C++ - Swap two numbers without using Temporary Variable
The value of two variables can be swapped without using any temporary variables. The method involves using operators like +, *, / and bitwise.
Example: Using + operator
In the below example, the + operator is used to swap the value of two variables x and y.
#include <iostream>
using namespace std;
static void swap(int, int);
static void swap(int x, int y) {
cout<<"Before Swap.\n";
cout<<"x = "<<x<<"\n";
cout<<"y = "<<y<<"\n";
//Swap technique
x = x + y;
y = x - y;
x = x - y;
cout<<"After Swap.\n";
cout<<"x = "<<x<<"\n";
cout<<"y = "<<y<<"\n";
}
int main() {
swap(10, 25);
return 0;
}
The above code will give the following output:
Before Swap. x = 10 y = 25 After Swap. x = 25 y = 10
Example: Using * operator
Like + operator, the * operator can also be used to swap the value of two variables x and y.
#include <iostream>
using namespace std;
static void swap(int, int);
static void swap(int x, int y) {
cout<<"Before Swap.\n";
cout<<"x = "<<x<<"\n";
cout<<"y = "<<y<<"\n";
//Swap technique
x = x * y;
y = x / y;
x = x / y;
cout<<"After Swap.\n";
cout<<"x = "<<x<<"\n";
cout<<"y = "<<y<<"\n";
}
int main() {
swap(10, 25);
return 0;
}
The above code will give the following output:
Before Swap. x = 10 y = 25 After Swap. x = 25 y = 10
Example: Using / operator
Smilarly / operator can also be used to swap the value of two variables x and y.
#include <iostream>
using namespace std;
static void swap(float, float);
static void swap(float x, float y) {
cout<<"Before Swap.\n";
cout<<"x = "<<x<<"\n";
cout<<"y = "<<y<<"\n";
//Swap technique
x = x / y;
y = x * y;
x = y / x;
cout<<"After Swap.\n";
cout<<"x = "<<x<<"\n";
cout<<"y = "<<y<<"\n";
}
int main() {
swap(10, 25);
return 0;
}
The above code will give the following output:
Before Swap. x = 10 y = 25 After Swap. x = 25 y = 10
Example: Using bitwise operator
The bitwise XOR (^) operator can also be used to swap the value of two variables x and y.

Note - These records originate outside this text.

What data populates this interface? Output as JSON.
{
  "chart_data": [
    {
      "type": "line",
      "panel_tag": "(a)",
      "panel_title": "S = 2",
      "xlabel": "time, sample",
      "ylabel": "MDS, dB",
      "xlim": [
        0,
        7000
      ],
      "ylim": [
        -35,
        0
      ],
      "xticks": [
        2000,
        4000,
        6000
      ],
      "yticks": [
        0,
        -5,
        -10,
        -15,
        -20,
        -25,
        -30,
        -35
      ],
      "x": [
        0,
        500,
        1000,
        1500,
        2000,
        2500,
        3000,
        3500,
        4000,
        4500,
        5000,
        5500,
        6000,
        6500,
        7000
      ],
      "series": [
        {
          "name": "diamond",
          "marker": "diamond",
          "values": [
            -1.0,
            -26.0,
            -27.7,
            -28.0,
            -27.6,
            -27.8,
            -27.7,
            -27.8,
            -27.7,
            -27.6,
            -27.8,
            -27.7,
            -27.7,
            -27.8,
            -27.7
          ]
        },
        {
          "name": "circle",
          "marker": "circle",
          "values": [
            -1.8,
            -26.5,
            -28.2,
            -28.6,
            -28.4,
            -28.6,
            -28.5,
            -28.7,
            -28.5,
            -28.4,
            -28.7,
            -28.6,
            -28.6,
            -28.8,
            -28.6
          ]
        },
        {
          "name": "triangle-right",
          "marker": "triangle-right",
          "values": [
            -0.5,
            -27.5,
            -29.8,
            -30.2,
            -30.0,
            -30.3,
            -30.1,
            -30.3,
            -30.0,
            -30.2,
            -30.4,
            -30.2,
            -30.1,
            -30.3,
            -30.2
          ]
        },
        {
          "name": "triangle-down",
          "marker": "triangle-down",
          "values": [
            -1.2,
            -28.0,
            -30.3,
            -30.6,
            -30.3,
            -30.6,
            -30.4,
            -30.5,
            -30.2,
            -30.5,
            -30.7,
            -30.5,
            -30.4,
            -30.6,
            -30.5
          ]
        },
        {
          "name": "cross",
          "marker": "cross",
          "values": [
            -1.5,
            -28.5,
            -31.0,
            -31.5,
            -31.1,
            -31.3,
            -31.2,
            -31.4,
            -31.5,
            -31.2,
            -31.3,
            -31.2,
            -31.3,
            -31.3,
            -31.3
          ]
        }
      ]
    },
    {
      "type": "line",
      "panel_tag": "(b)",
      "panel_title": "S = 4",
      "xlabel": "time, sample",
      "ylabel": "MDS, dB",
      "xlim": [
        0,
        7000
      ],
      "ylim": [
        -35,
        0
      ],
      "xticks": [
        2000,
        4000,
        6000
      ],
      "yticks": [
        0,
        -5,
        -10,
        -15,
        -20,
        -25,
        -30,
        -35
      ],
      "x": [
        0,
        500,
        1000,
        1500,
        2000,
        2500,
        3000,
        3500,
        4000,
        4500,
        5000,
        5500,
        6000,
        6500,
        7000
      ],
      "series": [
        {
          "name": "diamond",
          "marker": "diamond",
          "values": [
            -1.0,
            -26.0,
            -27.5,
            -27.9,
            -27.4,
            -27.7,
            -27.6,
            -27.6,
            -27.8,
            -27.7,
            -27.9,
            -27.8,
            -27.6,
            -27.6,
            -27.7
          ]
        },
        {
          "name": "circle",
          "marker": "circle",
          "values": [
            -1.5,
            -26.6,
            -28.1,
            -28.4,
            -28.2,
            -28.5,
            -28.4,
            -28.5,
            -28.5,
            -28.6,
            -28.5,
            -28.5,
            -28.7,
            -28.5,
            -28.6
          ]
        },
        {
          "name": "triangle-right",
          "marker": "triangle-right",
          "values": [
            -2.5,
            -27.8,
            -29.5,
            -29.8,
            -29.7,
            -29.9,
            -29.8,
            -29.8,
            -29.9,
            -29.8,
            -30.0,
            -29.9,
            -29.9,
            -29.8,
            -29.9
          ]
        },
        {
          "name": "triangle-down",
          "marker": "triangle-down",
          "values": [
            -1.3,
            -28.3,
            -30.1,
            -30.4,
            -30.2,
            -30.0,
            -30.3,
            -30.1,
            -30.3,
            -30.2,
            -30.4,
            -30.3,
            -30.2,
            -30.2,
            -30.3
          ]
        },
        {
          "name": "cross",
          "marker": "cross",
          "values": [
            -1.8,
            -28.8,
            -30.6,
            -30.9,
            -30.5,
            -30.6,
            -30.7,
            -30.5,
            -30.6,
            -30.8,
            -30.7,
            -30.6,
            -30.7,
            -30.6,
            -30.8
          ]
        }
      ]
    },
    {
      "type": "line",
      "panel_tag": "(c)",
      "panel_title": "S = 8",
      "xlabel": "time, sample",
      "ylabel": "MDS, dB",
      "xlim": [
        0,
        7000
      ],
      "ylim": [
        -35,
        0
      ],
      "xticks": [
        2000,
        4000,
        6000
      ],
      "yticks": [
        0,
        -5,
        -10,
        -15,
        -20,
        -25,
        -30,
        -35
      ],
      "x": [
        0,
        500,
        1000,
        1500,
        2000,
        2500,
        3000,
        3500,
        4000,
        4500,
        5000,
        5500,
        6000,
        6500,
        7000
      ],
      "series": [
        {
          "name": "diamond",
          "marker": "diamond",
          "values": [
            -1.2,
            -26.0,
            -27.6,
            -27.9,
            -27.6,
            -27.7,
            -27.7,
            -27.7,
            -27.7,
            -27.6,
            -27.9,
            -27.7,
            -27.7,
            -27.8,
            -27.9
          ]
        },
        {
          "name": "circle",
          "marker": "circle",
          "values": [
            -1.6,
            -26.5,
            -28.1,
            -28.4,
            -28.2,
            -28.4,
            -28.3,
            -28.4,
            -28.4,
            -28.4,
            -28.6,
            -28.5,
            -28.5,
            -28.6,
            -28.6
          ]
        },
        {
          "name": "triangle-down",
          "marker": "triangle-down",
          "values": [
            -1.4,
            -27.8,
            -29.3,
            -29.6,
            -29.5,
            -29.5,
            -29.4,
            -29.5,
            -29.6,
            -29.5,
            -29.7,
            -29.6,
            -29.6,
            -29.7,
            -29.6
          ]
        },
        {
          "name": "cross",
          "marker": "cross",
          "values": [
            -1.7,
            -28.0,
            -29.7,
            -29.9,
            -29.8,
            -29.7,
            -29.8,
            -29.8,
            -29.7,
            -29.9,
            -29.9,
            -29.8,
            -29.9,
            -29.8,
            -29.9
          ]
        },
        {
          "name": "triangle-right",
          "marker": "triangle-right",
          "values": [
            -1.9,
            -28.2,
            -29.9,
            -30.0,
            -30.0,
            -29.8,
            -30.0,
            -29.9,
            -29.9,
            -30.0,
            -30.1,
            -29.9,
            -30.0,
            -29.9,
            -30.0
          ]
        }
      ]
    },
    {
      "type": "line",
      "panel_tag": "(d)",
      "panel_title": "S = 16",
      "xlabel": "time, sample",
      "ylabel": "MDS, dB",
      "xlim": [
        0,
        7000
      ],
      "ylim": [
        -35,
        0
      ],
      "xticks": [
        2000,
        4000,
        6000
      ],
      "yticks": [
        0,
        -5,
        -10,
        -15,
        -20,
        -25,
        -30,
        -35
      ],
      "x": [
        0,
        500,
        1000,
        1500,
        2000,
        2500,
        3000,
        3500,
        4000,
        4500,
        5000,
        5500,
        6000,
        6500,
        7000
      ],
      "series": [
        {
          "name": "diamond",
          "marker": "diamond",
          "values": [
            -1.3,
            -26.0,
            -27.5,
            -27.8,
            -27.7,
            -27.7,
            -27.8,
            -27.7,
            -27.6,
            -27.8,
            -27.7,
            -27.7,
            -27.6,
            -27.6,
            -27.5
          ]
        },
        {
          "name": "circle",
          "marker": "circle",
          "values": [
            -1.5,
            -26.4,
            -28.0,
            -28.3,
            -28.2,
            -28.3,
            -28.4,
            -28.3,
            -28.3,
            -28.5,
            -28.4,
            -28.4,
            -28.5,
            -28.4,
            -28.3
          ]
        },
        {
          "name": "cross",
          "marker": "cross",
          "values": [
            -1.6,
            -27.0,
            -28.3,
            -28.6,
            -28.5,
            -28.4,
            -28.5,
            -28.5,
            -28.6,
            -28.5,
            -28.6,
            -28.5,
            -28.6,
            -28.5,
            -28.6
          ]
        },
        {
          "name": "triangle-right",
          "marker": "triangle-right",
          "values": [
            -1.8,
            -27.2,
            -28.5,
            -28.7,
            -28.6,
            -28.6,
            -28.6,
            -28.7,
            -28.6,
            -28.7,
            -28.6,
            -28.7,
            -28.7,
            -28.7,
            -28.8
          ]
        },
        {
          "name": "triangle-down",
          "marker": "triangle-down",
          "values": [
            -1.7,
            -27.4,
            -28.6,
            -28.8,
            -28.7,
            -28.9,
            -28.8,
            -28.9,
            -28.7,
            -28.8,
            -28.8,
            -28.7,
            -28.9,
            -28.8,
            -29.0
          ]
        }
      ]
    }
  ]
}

It returns 1 when one of two bits at same position in both operands is 1, otherwise returns 0.
#include <iostream>
using namespace std;
static void swap(int, int);
static void swap(int x, int y) {
cout<<"Before Swap.\n";
cout<<"x = "<<x<<"\n";
cout<<"y = "<<y<<"\n";
//Swap technique
x = x ^ y;
y = x ^ y;
x = x ^ y;
cout<<"After Swap.\n";
cout<<"x = "<<x<<"\n";
cout<<"y = "<<y<<"\n";
}
int main() {
swap(10, 25);
return 0;
}
The above code will give the following output:
Before Swap. x = 10 y = 25 After Swap. x = 25 y = 10
Disadvantages of using above methods
- The multiplication and division based approaches fail if the value of one of the variable is 0.
- The addition based approach may fail due to arithmetic overflow. If x and y are too large, operation performed on operands may result into out of range integer.